Without knowing more about the specific application it is difficult to answer. I mean several problems could apply, please respond to your local representative (gelifesciences.com/contact) to file a Tech support case so that we can dig into the problem in more in detail.

What are your tips to increase the purity of enzymes?

Purity is always one of the most important responses for our purification efforts. Increasing purity is for me a matter of optimizing your method. A strategic approach is a good choice; design of experiments (DoE) included in UNICORN software is good for setting up and evaluating optimization studies.

How can I test column integrity for a preparatory-scale column?

The column integrity can be check by measuring asymmetry factor and the theoretical number of plates/m. These two parameters are related to the packing quality of the resin. But unfortunately, system configuration can result in numbers different of those written in our instructions. This is not an issue if you always use the same system. But the general rule is to always try to minimize system volumes by using short tubing before and after the column and bypass all unnecessary valves.

How many times can you reuse columns?

It depends on whether you are using the same sample on the column and how crude the sample is. For HiTrap columns, normally we say that you can reuse one column 5 to 8 times when loading the same sample, then the column should be cleaned. When using different kinds of samples, you may need to clean the column after each use or use a new one.

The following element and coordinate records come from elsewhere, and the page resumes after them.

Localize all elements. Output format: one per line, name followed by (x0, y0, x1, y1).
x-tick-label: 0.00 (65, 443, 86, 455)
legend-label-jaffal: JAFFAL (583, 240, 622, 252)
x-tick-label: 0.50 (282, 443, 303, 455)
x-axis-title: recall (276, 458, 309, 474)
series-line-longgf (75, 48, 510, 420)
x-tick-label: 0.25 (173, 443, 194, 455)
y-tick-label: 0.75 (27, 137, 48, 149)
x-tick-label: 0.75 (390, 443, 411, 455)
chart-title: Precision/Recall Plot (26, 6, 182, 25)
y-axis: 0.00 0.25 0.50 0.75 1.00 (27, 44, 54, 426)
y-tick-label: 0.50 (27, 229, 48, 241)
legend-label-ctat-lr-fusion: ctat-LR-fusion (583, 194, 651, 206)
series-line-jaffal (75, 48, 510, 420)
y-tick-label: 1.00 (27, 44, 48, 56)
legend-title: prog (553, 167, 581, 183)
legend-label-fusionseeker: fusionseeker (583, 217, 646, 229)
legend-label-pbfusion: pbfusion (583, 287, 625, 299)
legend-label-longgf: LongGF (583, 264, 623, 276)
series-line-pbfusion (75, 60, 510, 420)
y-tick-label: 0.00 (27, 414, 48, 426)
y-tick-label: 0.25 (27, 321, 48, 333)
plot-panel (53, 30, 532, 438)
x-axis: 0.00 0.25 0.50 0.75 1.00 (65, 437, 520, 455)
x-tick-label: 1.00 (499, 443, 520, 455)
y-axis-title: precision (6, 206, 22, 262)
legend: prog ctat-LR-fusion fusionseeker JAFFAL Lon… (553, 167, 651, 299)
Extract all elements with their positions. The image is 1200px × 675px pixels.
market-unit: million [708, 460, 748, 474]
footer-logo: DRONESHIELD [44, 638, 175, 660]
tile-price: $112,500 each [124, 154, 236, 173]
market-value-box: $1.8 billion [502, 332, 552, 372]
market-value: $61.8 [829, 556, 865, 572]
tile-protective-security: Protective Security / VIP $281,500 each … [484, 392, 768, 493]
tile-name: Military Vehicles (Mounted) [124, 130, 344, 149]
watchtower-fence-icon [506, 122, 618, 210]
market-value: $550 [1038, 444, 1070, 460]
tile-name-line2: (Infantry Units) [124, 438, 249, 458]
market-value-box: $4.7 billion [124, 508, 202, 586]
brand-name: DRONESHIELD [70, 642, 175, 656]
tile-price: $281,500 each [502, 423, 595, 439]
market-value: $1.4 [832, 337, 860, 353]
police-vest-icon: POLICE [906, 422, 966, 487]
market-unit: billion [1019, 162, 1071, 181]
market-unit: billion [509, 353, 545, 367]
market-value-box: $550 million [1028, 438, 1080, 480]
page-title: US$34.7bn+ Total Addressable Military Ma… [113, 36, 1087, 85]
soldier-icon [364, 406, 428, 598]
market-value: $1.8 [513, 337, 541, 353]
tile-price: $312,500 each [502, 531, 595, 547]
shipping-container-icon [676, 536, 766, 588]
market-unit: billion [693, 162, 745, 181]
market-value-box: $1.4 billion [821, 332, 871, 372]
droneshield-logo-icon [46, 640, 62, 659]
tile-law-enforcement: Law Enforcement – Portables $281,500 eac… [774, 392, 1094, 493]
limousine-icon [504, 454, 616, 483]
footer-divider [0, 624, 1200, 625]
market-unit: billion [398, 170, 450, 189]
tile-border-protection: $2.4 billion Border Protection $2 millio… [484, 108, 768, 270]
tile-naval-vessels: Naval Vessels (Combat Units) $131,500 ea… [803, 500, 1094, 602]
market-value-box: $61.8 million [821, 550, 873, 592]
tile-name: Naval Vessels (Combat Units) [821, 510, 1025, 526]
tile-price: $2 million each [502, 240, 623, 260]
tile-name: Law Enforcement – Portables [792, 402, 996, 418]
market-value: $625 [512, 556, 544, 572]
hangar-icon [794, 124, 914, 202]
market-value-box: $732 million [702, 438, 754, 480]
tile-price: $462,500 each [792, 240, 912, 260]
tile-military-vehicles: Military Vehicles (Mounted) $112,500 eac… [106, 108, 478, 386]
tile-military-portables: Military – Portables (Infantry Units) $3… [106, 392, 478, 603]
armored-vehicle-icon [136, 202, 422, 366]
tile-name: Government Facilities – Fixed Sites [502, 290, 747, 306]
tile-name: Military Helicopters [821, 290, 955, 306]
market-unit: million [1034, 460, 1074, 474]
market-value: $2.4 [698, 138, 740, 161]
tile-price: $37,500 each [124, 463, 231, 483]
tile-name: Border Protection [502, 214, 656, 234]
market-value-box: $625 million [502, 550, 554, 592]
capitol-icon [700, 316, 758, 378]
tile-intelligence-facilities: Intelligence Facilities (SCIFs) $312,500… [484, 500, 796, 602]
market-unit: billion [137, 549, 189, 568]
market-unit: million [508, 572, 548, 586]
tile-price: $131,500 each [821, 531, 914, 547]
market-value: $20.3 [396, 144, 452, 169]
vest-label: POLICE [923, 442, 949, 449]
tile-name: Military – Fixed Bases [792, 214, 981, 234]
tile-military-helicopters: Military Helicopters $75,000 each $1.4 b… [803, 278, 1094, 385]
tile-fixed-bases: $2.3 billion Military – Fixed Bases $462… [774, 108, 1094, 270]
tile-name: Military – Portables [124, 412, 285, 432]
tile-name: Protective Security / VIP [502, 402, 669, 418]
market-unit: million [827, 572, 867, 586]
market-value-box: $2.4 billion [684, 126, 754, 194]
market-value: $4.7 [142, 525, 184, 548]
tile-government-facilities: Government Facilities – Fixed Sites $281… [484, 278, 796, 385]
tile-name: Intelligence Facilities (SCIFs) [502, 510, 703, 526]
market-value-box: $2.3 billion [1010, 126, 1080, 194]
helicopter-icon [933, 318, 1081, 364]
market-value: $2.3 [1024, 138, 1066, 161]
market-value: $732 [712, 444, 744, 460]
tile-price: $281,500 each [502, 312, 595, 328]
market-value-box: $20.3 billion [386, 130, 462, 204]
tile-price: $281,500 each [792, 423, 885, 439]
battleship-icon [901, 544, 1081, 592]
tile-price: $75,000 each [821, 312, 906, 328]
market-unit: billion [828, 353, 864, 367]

What's the lifetime use for HisTrap and HiScreen Capto columns?

It depends on the product. An expiry date is written on the side of all HiTrap and HiScreen columns. You can also find information on our web page. However, it is also dependent on how you have used the column and the environment. If dirty samples have been used and the column has not been cleaned according to our recommendations, the column lifetime is shorter. Columns should be stored cold. Storage in room temperature reduces the column life. You should always follow our recommendations in the instructions and you should always store the columns in 20% ethanol if nothing else is stated in the instructions.

To purify RNAP I run a HisTrap HP with multiple step washes, anion exchange, and then Superdex 200 but in the final SDS gel there are many faint residual contamination bands. I have tried to optimize the HisTrap HP column by using higher concentration imidazole washes, doing a shallow gradient elution on anion exchange with 0.5 mL fractions, and running a smaller load volume for the Superdex but these bands still persist. Since my protein is so big I would expect the final product to be easily separated from these residual contaminants but that is not the case. Why would these not be removed after using all these columns?

Good question. Sometimes, during sample preparation steps (lysis or other mechanical treatments) proteins can stick to complex and copurify even if it is not a specific binding. And sometimes unfortunately, nonspecific binding could be very strong! Detergents, salts, or cahotropic agent (such as urea) could help to remove the impurities.